Alors qu’un projet de mine d’or est à l’étude en Guyane, l’un des promoteurs, l’entreprise russe Nordgold, promet une exploitation exemplaire. Mais en Guinée, où la société gère déjà une mine, des villageois témoignent des effets néfastes sur leur vie au quotidien.

La société russe Nordgold envisage d'ouvrir une mine d'or à ciel ouvert en Guyane française, en pleine forêt amazonienne, et n’attend que le feu vert du gouvernement français pour démarrer. Emplois pour la population locale, respect de l’environnement… Nordgold a-t-il tenu ses promesses dans les autres mines qu'il exploite déjà ? Enquête en Guinée, où le groupe russe gère une mine d'or depuis 2010.  

Montagne d’or en Guyane : le contre-exemple guinéen. Une enquête de Philippe Reltien

Située au nord de la Guinée, dans la préfecture de Siguiri, à 700 km de Conakry, la mine de Lefa tourne 24 heures sur 24. L'usine traite en permanence des centaines de millions de tonnes d’un minerai rouge, dont est extrait l'or grâce à des cuves remplies de cyanure. Les rejets vont ensuite dans un grand bassin de décantation en cours de consolidation. Et tout cela à une centaine de mètres d’un village, Fayala-Carrefour, où vit la population locale. "Nous avons construit le projet de Montagne d'or sur une approche responsable, d'un point de vue économique, social et environnemental. La protection de la nature, ainsi que la santé et la sécurité, sont des valeurs majeures pour nous", assure Igor Klimanov, le directeur du développement de Nordgolde, qui a a acquis la mine en 2010, devenue après quelques travaux d’agrandissement la plus productive du groupe russe en Afrique.

La mine de Lefa est située au nord de la Guinée. Au bord des lacs de résidus de boues cyanurées, le village de Fayala-Carrefour. (GOOGLE MAPS / MONTAGE)

Pourtant, selon plusieurs témoignages d'habitants de la région, la réalité est tout autre.

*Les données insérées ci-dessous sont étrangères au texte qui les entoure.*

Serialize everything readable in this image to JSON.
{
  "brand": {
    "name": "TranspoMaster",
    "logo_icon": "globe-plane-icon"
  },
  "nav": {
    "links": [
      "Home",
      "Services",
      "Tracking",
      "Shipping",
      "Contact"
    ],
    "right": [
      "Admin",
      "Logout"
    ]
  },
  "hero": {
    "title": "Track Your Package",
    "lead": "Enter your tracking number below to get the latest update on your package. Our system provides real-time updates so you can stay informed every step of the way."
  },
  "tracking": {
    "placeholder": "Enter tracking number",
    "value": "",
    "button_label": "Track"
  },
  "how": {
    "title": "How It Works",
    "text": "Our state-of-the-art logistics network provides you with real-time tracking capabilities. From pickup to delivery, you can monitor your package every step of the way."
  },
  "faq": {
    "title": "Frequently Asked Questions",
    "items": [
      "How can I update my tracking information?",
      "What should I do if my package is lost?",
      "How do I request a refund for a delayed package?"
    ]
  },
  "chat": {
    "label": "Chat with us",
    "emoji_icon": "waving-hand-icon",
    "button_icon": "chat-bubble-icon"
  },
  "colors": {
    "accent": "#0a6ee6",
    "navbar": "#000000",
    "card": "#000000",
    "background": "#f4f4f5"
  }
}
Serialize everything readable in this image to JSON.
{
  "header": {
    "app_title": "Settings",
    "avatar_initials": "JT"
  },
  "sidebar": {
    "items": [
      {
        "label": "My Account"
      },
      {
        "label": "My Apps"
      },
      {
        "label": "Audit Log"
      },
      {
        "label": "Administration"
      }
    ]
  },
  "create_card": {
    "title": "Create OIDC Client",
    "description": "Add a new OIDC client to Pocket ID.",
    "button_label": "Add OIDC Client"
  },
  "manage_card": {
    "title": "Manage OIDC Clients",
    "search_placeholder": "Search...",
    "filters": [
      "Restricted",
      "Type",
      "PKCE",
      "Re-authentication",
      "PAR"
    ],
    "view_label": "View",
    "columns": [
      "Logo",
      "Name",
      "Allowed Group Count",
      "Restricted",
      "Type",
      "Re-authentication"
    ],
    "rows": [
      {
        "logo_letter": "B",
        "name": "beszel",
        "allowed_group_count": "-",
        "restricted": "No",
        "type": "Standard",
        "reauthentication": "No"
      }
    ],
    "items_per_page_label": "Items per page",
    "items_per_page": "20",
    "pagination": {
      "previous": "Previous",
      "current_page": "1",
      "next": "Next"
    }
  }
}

Alors que Nordgold promet avec le projet Montagne d’or d’employer localement en Guyane pour aider au développement économique, en Guinée la désillusion est grande. Au bout de huit ans de gestion russe, 900 postes ont été supprimés, et les emplois de conducteur d'engins ou d'agent de sécurité ont été sous-traités à des compagnies étrangères. "On avait l'espoir que des jeunes seraient employés, mais certains postes sont occupés par des étrangers, alors qu'ils auraient dû être occupés par des Guinéens, regrette Khaled Keita, le nouveau préfet de la région. On aurait voulu qu'à compétences égales, on puisse donner la priorité aux compétences locales." 

La firme recrute des Canadiens, des Australiens, des Indonésiens ou des Sud-Africains qui ont une expérience minière plus ancienne, et à qui l'on promet tout le confort que n’ont pas les Guinéens locaux, qui vivent au village sans eau ni électricité.  Mais même formés et employés, les salariés guinéens ne sont pas traités de la même manière. "Certains expatriés de la mine seraient payés autour de 7 000 à 10 000 dollars par mois, affirme Momo Bangoura, chef syndicaliste de l'usine. Alors, qu'en moyenne les Guinéens employés ici sont rarement payés plus de 1 000 dollars par mois. Et chez les sous-traitants, c'est encore pire. Certains ne touchent même pas 150 dollars par mois."   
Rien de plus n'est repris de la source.